Encadré par les psychanalytiques La Rue Rouge et Le Secret derrière la porte, Cape et poignard est souvent perçu comme un « autre » film d'espionnage d'un Fritz Lang plus que rompu à l'exercice. Pourtant à ne nombreux égards, on tient peut-être là LE film d'espionnage de Fritz Lang.

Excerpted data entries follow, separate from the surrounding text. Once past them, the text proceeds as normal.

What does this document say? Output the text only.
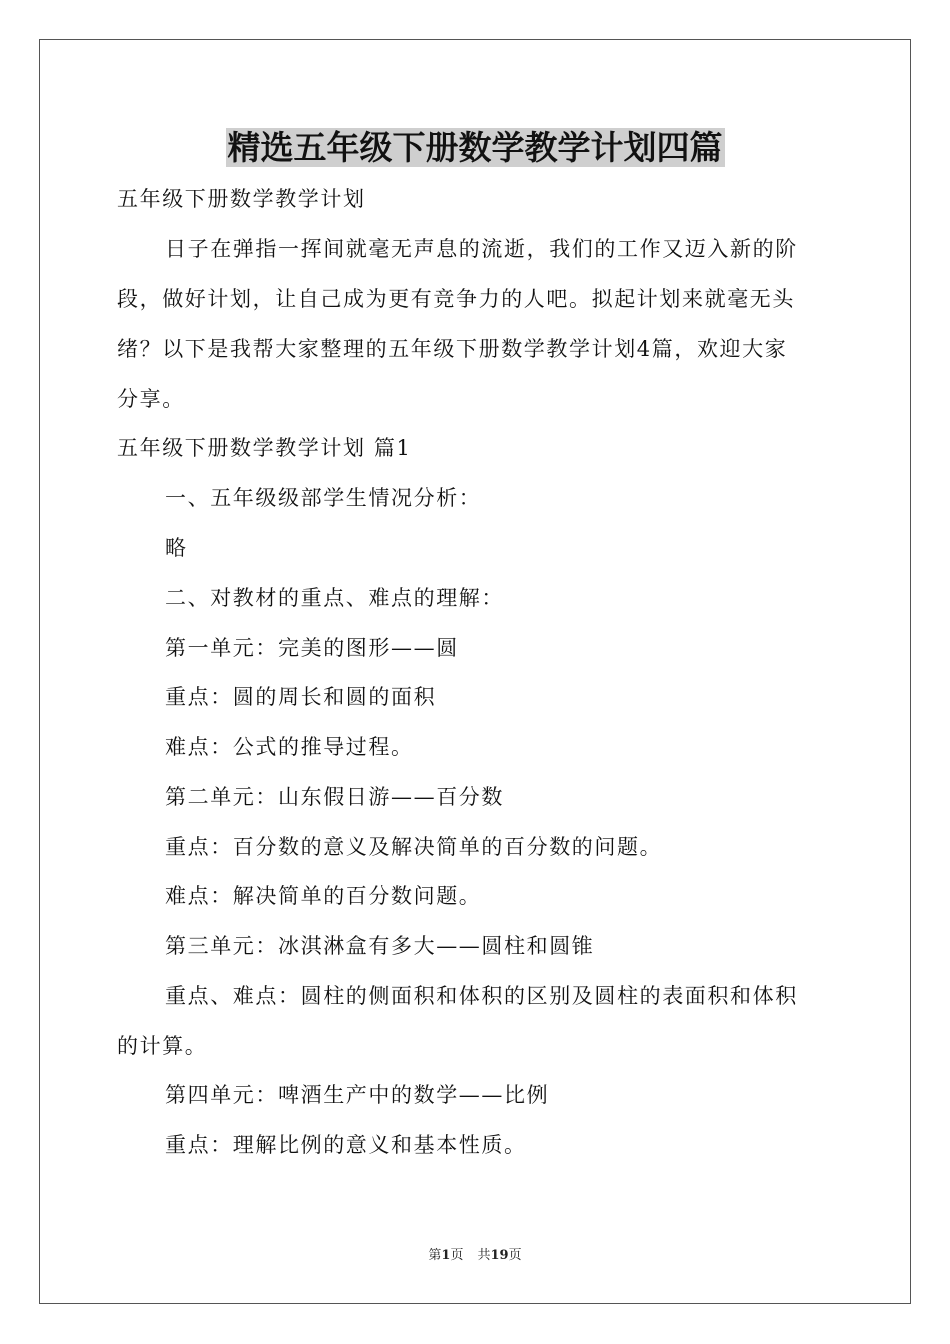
精选五年级下册数学教学计划四篇

五年级下册数学教学计划

日子在弹指一挥间就毫无声息的流逝，我们的工作又迈入新的阶

段，做好计划，让自己成为更有竞争力的人吧。拟起计划来就毫无头

绪？以下是我帮大家整理的五年级下册数学教学计划4篇，欢迎大家

分享。

五年级下册数学教学计划 篇1

一、五年级级部学生情况分析：

略

二、对教材的重点、难点的理解：

第一单元：完美的图形——圆

重点：圆的周长和圆的面积

难点：公式的推导过程。

第二单元：山东假日游——百分数

重点：百分数的意义及解决简单的百分数的问题。

难点：解决简单的百分数问题。

第三单元：冰淇淋盒有多大——圆柱和圆锥

重点、难点：圆柱的侧面积和体积的区别及圆柱的表面积和体积

的计算。

第四单元：啤酒生产中的数学——比例

重点：理解比例的意义和基本性质。

第1页 共19页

Cinéaste fasciné par la figure du mal et la dramatique du crime ayant annoncé plus ou moins volontairement la monté du nazisme en Allemagne avant de s'enfuir aux USA, Fritz Lang a forcément trouvé un cadre confortable avec les nombreux films d'espionnage qui fleurissaient à Hollywood pendant les années de guerre. Des réussites systématiques, Chasse à l'homme, Les Bourreaux meurent aussi et Espions sur la Tamise qui certes écartaient assez naturellement la propagande facile, mais jouait bien souvent sur des ressorts et une imagerie relativement manichéenne qui rappelait l'intérêt de Lang pour les genres populaires et le grand spectacle. Distribué aux lendemains du conflit, Cape et Poignard détonne à la fois dans la filmographie du cinéaste et dans les codes du genre tels qu'ils étaient célébrés à l'époque. Surtout, Lang embrasse directement une prise de conscience violente de certains frappés par les images des survivants des camps de concentration et s'inquiétant déjà d'un affrontement annoncé avec le bloc de l'est sur fond de déploiement nucléaire. Même si Cape et poignard est une grande et belle production Warner, avec un viril et élégant Gary Cooper en tête d'affiche, il est pourtant une œuvre qui s'efforce de dépouiller le divertissement d'espionnage de toute forme d'héroïsme patriotique, de romantisme militaire et de naïveté de bienséance. Scientifique s'opposant à l'utilisation des cerveaux par les états et ouvertement anti-nucléaire, l'anti-héros Alvah Jesper se retrouve embringué tel un novice dans un jeu qui délaisse très rapidement la mystique des simulacres et des agents doubles, pour une traque beaucoup plus concrète et désabusée.
Un réalisme mesuré, toujours évoqué au détour d'un dialogue ou d'un sous-entendu, qui devient franchement passionnant lorsqu'il prend le visage de Gina (Lilli Palmer, LA Star du film) résistante italienne capable de prendre les armes et de tuer quand nécessaire, rêvant désespérément d'un monde disparu, révélant (nous sommes en 46) le lot des femmes dans le rôle peu reluisant d'agent de liaison. C'est par son désespoir à elle, son regard désabusé, que Gary Cooper découvre le quotidien mortifère d'un pays en guerre, d'une nation occupée par le fascisme. A aucun moment Fritz Lang ne signe le film attendu et ce même lorsqu'il se fend d'un combat à main nu. Se déroulant dans un silence écrasant, dissimulé par une musique venue de la rue, ce combat est l'un des premiers à user d'authentiques prises de karaté, mais aussi l'un des plus longs, âpres et violents de son époque. Et surtout à des kilomètres de postures de l'ancien cowboy triomphant. Incroyablement moderne et préfigurant à la fois la noirceur des premiers James Bond (Bons Baisers de Russie essentiellement) et leur versant plus froid des 70's, Cape et poignard aurait même dû s'achever sur une note plus pessimiste encore si le studio n'avait pas tout simplement entièrement coupé, et détruit, la dernière bobine. Une vingtaine de minutes dans lesquels le scientifique sur les traces du laboratoire nucléaire d'Hitler découvrait tétanisé les camps de la mort avant de réaliser que les nazis avait déjà évacué leur centre de recherche au Brésil. Une mise en scène de l'échec jusqu'à la dernière ligne pour un film d'espionnage unique en son temps mais réussi sur tous les points.